Bay Hammond, president of the Vermont Sheep and Goat Association, said the use of Vermont wool in these finished products can ultimately generate demand far beyond local sales. But she emphasized that wool producers from western states own a larger share of the American market. That makes collaboration, such as her organization’s wool pool, an important way to develop new income opportunities for local producers, she said.


Springtime event
Hammond, whose family runs Doolittle Farm in Shoreham, described shearing as an event with a special place on the farm calendar.

“When my shearer is on the farm, it’s like being with family,” Hammond said. “There is hard work, but there’s also great storytelling around a well-earned meal, and I remain amazed at the instinctive knowledge the shearer possesses. He senses things by just observing my animals that I would never pick up.”

McRae said that along with hard work, it seems nearly every shearing job brings its own odd happening. For one thing, it’s common to find foreign matter in sheep’s wool; McRae said he’s found everything from barbed wire to baling twine – and, once, a used syringe needle.

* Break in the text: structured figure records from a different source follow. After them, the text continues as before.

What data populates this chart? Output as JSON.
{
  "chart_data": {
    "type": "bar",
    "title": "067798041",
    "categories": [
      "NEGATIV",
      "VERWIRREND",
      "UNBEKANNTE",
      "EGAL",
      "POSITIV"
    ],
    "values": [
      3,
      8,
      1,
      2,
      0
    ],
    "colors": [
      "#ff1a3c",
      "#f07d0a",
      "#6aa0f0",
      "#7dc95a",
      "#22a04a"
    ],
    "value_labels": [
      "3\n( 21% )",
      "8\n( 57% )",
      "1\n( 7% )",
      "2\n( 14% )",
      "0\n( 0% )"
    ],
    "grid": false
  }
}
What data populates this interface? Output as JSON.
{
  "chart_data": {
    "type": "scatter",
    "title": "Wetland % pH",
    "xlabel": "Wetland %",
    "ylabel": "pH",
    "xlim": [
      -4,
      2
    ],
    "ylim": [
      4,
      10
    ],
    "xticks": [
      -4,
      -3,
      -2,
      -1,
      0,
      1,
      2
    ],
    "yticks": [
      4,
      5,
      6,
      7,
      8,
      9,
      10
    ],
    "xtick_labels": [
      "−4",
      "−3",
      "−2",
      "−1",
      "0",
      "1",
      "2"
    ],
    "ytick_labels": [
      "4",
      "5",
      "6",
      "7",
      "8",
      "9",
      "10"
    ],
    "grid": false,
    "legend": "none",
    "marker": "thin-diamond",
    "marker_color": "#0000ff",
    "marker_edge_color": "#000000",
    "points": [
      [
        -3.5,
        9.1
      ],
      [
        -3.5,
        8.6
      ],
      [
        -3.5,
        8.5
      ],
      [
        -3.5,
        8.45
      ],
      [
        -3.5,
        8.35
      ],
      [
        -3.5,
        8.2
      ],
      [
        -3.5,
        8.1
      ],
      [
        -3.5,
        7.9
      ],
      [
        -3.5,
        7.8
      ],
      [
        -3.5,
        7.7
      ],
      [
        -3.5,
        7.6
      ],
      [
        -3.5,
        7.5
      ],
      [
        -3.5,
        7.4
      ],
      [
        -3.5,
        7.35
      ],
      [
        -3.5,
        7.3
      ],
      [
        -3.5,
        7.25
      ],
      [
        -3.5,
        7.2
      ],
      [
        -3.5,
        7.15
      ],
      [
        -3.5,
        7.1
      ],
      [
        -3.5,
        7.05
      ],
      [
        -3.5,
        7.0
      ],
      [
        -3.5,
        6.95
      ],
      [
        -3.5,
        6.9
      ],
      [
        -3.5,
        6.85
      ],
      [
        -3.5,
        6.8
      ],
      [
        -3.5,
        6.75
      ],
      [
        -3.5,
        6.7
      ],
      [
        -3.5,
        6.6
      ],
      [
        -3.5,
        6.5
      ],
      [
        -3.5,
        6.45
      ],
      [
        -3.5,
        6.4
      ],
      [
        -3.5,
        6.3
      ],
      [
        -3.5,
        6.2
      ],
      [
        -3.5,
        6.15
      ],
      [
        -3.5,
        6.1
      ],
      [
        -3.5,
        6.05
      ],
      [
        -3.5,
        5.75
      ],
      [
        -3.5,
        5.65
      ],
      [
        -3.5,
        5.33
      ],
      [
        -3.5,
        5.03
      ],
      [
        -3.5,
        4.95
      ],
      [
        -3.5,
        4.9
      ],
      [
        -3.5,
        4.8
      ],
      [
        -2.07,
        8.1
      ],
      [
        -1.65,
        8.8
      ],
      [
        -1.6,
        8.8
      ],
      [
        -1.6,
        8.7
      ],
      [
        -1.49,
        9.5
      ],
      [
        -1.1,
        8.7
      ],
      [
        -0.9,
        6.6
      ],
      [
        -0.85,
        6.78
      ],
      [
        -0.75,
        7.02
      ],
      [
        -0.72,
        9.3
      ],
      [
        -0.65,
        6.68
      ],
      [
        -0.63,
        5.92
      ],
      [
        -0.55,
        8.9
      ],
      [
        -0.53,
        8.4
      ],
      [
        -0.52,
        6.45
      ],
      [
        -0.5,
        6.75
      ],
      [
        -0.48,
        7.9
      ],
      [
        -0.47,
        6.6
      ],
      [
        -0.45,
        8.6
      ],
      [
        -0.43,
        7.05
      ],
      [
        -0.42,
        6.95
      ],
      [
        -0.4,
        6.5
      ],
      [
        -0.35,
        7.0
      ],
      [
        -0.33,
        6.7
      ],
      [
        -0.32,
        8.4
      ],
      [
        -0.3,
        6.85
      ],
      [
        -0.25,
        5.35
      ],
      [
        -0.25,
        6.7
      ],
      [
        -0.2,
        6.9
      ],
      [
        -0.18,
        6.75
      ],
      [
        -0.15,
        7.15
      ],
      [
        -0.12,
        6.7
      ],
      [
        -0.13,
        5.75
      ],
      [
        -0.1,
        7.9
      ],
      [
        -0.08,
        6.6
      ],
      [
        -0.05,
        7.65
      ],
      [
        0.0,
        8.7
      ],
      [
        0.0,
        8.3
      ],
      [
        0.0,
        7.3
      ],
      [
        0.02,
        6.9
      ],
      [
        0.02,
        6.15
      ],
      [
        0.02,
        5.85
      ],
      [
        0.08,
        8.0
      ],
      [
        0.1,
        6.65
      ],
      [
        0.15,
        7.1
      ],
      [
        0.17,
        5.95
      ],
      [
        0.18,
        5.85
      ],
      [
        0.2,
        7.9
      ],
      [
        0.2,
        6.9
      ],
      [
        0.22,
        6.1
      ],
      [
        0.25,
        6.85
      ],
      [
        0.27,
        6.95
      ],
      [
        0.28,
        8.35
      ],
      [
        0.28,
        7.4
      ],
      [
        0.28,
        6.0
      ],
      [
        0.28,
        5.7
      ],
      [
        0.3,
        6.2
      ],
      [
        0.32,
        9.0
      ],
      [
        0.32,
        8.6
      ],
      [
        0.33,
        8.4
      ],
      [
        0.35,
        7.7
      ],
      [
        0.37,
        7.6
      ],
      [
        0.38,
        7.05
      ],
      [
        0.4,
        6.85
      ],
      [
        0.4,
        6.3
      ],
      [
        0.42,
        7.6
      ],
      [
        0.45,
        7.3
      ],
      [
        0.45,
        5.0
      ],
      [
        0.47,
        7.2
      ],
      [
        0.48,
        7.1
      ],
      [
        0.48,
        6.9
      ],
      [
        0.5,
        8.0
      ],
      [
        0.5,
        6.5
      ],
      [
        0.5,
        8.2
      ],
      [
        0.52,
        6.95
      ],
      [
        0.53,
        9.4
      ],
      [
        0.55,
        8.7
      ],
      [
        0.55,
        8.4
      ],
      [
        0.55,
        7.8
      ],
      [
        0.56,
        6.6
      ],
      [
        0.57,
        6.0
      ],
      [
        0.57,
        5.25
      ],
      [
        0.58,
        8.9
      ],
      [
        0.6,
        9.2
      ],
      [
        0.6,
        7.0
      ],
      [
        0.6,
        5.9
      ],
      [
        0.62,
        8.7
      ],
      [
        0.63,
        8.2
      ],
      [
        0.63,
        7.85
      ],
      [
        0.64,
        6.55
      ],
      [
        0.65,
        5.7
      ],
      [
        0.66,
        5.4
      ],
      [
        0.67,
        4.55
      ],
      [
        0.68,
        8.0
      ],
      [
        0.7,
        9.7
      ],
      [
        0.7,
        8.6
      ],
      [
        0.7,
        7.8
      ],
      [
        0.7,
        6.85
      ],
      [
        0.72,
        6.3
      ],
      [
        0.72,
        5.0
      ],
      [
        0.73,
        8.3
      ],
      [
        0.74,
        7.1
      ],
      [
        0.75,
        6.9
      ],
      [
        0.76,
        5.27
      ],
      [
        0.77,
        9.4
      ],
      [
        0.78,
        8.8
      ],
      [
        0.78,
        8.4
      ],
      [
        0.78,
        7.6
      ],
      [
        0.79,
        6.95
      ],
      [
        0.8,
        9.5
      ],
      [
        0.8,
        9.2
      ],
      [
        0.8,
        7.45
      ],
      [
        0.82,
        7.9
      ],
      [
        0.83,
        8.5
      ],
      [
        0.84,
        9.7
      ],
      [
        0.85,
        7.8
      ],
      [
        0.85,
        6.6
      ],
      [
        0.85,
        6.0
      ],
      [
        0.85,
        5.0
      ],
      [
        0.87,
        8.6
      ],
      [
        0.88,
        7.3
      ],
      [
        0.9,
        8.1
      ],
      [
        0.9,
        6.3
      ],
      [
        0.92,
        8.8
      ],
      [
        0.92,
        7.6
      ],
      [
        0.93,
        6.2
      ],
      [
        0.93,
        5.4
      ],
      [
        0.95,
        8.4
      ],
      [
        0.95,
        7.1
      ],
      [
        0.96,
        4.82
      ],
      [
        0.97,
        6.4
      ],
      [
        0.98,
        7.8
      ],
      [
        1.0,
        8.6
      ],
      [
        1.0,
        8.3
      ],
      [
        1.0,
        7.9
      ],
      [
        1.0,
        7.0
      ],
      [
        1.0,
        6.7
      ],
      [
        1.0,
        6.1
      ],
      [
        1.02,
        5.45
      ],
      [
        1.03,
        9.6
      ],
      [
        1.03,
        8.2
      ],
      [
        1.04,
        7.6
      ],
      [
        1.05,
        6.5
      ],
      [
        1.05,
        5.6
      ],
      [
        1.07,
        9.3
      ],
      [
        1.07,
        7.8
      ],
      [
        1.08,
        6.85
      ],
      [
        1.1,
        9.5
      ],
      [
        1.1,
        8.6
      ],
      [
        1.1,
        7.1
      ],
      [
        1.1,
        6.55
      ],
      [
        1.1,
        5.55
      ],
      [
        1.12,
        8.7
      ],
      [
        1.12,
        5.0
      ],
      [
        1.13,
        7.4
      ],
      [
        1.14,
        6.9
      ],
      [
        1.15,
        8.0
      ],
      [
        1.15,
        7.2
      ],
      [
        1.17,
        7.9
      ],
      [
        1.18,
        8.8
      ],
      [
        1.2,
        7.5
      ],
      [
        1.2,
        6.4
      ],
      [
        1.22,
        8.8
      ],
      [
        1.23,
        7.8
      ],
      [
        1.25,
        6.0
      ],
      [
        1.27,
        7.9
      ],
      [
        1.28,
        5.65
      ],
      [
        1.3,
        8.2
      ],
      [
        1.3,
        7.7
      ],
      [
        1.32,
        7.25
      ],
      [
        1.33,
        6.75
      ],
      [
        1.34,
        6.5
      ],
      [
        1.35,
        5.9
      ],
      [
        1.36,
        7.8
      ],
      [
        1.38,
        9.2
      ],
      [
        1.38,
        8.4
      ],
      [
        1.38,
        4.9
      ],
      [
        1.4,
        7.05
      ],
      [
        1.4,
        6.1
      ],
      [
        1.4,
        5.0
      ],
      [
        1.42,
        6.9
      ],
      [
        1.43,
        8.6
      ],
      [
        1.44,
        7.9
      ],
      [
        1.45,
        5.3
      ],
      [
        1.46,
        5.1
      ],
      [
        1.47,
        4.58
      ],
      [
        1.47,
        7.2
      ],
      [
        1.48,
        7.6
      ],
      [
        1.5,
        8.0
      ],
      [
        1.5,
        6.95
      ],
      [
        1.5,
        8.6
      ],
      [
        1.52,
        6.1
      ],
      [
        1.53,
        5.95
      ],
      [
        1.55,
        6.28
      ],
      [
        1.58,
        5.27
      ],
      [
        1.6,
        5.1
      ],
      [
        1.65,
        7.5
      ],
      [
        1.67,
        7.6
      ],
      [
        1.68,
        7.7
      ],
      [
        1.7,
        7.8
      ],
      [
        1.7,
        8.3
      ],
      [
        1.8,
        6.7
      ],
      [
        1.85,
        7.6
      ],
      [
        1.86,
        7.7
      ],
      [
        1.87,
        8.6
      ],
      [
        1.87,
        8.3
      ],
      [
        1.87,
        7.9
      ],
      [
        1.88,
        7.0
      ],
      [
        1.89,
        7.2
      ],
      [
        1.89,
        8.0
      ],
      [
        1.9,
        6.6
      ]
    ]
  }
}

“We’ve had blowouts while shearing, which occur when the hand piece hits foreign matter that it can’t cut and flies out of your hand through the room,” McRae said. “I’ve been stitched up or stapled twice by my assistants on the job.

“But mostly it is a pleasant, physical work that is very rewarding. It is done when you are done, and you don’t have to bring it home.”

The issue of foreign matter in the wool is resolved through skirting, a process in which the newly shorn fleece is sorted through on a table to remove any debris along with the less desirable wool.
“Most of the wool we shear in this area will be skirted thoroughly by the producer,” McRae said. “Then it will be sent out to be scoured, or washed, and made into roving, which then can be spun into yarn.”

He explained that there are many types of wool – from course rug wool to ultra-fine merino and cormo wool – “and they all have a purpose.”


Spinners in high demand
Since the U.S. textile industry faded in the 1980s, the road to market for locally produced wool now passes through small-scale spinneries such as Battenkill Fibers, a carding and spinning mill in Greenwich, N.Y. These fiber-processing mills use small-scale equipment to make roving, finished yarn for knitting and batts for felting.

As Carll and Hughes-Muse pointed out, the demand for these services appears to be growing.
Michael Hampton opened his Hampton Fiber Mill & Spinnery in the northern Vermont town of Richmond in 2010 and said his one-man operation has been busy ever since and currently has a six-month backlog of work.

“More and more shepherds are realizing the intrinsic value of the wool they produce” and the growing demand for value-added agricultural products that are locally sourced, Hampton said.
“For some shepherds, the fleece is the primary goal,” he said, adding that these producers take great care to optimize both the quality and the quantity of the fiber produced by their flocks. These producers typically have small, diverse flocks and aim to grow wool that is strong, clean and appealing to hand spinners and other fiber artists, he explained.

Hampton said clean-wool prices for the best commodity wool are about $3 per pound, but producers of high-quality hand-spinning fleeces can charge in excess of $20 per pound for their unwashed wool.

These producers, he said, are rewarded for their yearlong efforts to optimize nutrition and eliminate sources of fiber contamination -- and for the steps they take on shearing day to remove defective fiber from each fleece on the skirting table.

For other shepherds, Hampton added, wool is a secondary commodity that is coincidental to the production of lamb meat. Meat producers tend to be less concerned about the quality of the fiber and thus take fewer steps to protect the clip throughout the year and on shearing day, he said.
Hampton, who is also a Vermont Sheep and Goat Association board member, said that although wool has value, “a typical meat or dual-purpose breed of sheep produces wool that is not as appealing” to hand-spinners and other fiber artists. This wool is more likely to be destined for commodity markets.

Still, he said, a properly prepared wool clip optimizes the financial return for the producer, regardless of the type of wool.

“It all becomes apparent on shearing day,” Hampton said.